What the deadman() function does

The deadman function keeps the most recent row for each group (host), adding a dead column that is set to false if the most recent record happened after the time period to check for the deadman, or true if it happened before this time period, indicating a deadman.

Before going over the Flux query, it’s necessary to explain why using the deadman() function is required. Without it, any host that stopped writing in would not be included in the table that is returned.

Writing a Flux query to use in a dashboard cell

Let’s say we want to create a dashboard cell that displays a list of hosts and the current uptime or “offline” if it’s not returning metrics.

First we import two packages:

import "influxdata/influxdb/monitor"
import "experimental"

The monitor package is used in the monitor.deadman() function, and the experimental package is used in the experimental.subDuration() function to request a time period in the past that we want to check for.

Next, we bring back tables with the latest point for each host within the past 7 days:

from(bucket: "bucket_name")
    |> range(start: -7d)
    |> filter(fn: (r) => r["_measurement"] == "system")
    |> filter(fn: (r) => r["_field"] == "uptime")
    |> group(columns: ["host"]
    |> last()

The returned data includes the latest record for each host with the uptime field _value and _time columns:

Visualizing uptime using Flux query and scripting language

In order to check whether the host is a deadman; i.e., hasn’t written any data within the past hour, we’ll call the monitor.deadman() function:

|> monitor.deadman(t: experimental.subDuration(d: 1h, from: now()))

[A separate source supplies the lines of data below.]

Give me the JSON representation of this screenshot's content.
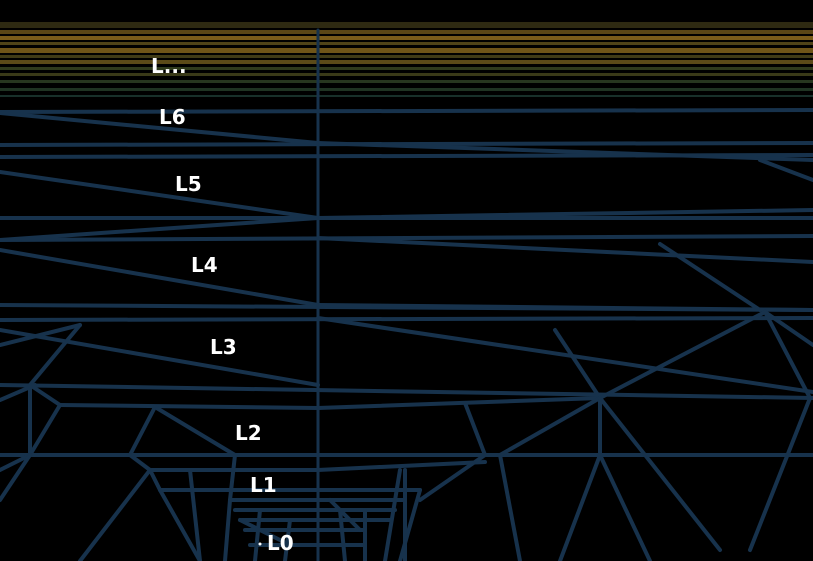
{
  "colors": {
    "background": "#000000",
    "wire": "#17324c",
    "far_band": "#6e5418",
    "far_band_dim": "#2c3a20",
    "label": "#ffffff"
  },
  "labels": {
    "l_more": "L...",
    "l6": "L6",
    "l5": "L5",
    "l4": "L4",
    "l3": "L3",
    "l2": "L2",
    "l1": "L1",
    "l0": "L0"
  }
}
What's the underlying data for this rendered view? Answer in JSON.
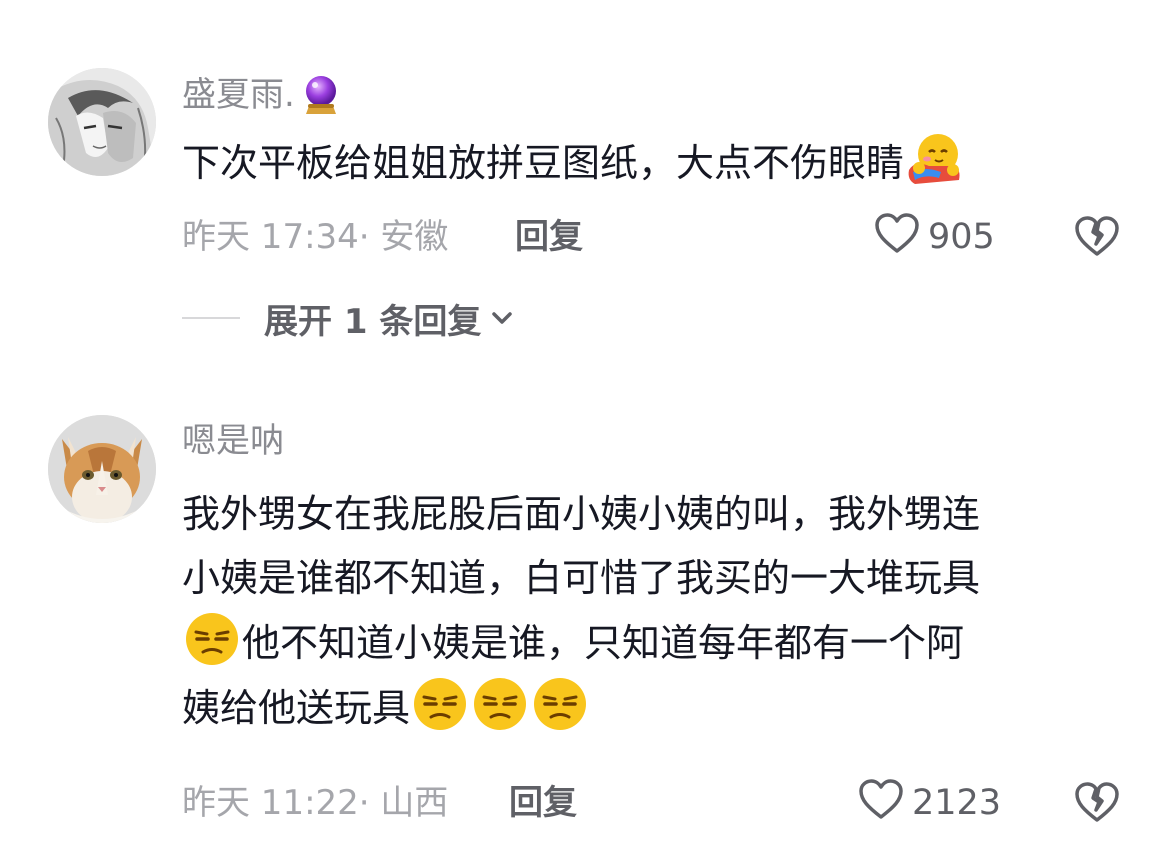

Notice the additional dead column:

Flux - monitor.deadman function

Hosts with a dead record set to false indicate they are actively sending in data. Likewise, hosts set to true indicate a deadman; i.e., no data was written in the past hour.

In order to make it more understandable in a dashboard cell, we add a map() to display “offline” hosts, otherwise, display the current uptime:

|> map(fn: (r) => ({ r with _value: if r.dead == true then "Offline" else string(v: r._value) }))

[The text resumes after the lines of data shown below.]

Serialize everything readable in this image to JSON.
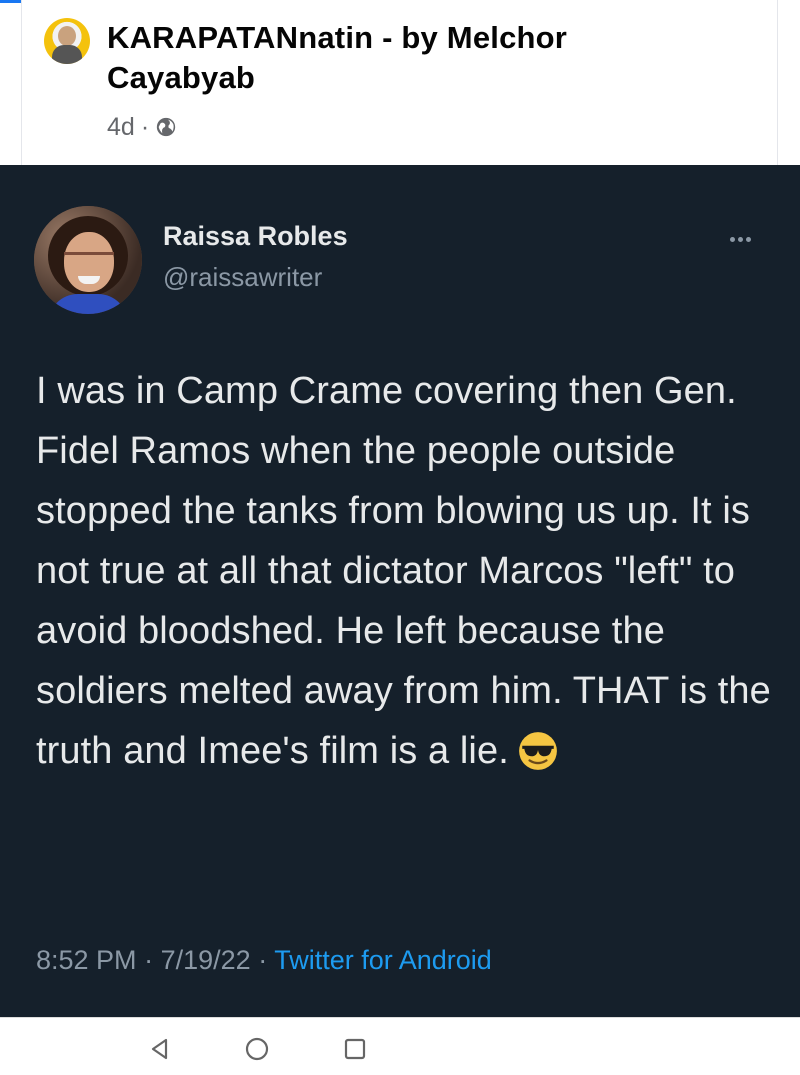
{
  "facebook_post": {
    "page_name": "KARAPATANnatin - by Melchor Cayabyab",
    "time": "4d",
    "separator": "·",
    "privacy_icon": "globe-icon"
  },
  "tweet": {
    "display_name": "Raissa Robles",
    "handle": "@raissawriter",
    "text": "I was in Camp Crame covering then Gen. Fidel Ramos when the people outside stopped the tanks from blowing us up. It is not true at all that dictator Marcos \"left\" to avoid bloodshed. He left because the soldiers melted away from him. THAT is the truth and Imee's film is a lie.",
    "emoji": "sunglasses-emoji-icon",
    "time": "8:52 PM",
    "sep1": "·",
    "date": "7/19/22",
    "sep2": "·",
    "source": "Twitter for Android",
    "more_icon": "more-options-icon"
  },
  "nav_bar": {
    "icons": [
      "back-triangle-icon",
      "home-circle-icon",
      "recents-square-icon"
    ]
  },
  "colors": {
    "tweet_bg": "#15202b",
    "link": "#1d9bf0",
    "secondary": "#8b98a5",
    "fb_blue": "#1877f2"
  }
}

To display a more understandable uptime duration, we can convert seconds to days or hours:

|> map(fn: (r) => ({ r with _value: if r.dead == true then "Offline" else if 
                                           r._value > 86400 then 
                                                string(v: r._value / 86400) + " days" else
                                                string(v: r._value / 3600) + " hours"

The dashboard cell looks like:

Displaying uptime duration

The complete query is:

import "influxdata/influxdb/monitor"
import "experimental"

from(bucket: "bucket_name")
    |> range(start: -7d)
    |> filter(fn: (r) => r["_measurement"] == "system")
    |> filter(fn: (r) => r["_field"] == "uptime")
    |> monitor.deadman(t: experimental.subDuration(d: 1h, from: now()))
    |> map(fn: (r) => ({ r with uptime: if r.dead == true then "Offline" else if 
                                           r._value > 86400 then 
                                                string(v: r._value / 86400) + " days" else
                                                string(v: r._value / 3600) + " hours"
                       }))
    |> group()
    |> keep(columns: ["uptime", "host"])

Note that last() is not required as monitor.deadman() returns the latest point for each host. The group() ungroups the data so it’s in one table for display purposes. To make it sortable, another column can be added with the original uptime value, adding 0 instead of “offline” with conditional logic:

|> map(fn: (r) => ({ r with uptime_sort: if r.dead == true then 0 else r._value }))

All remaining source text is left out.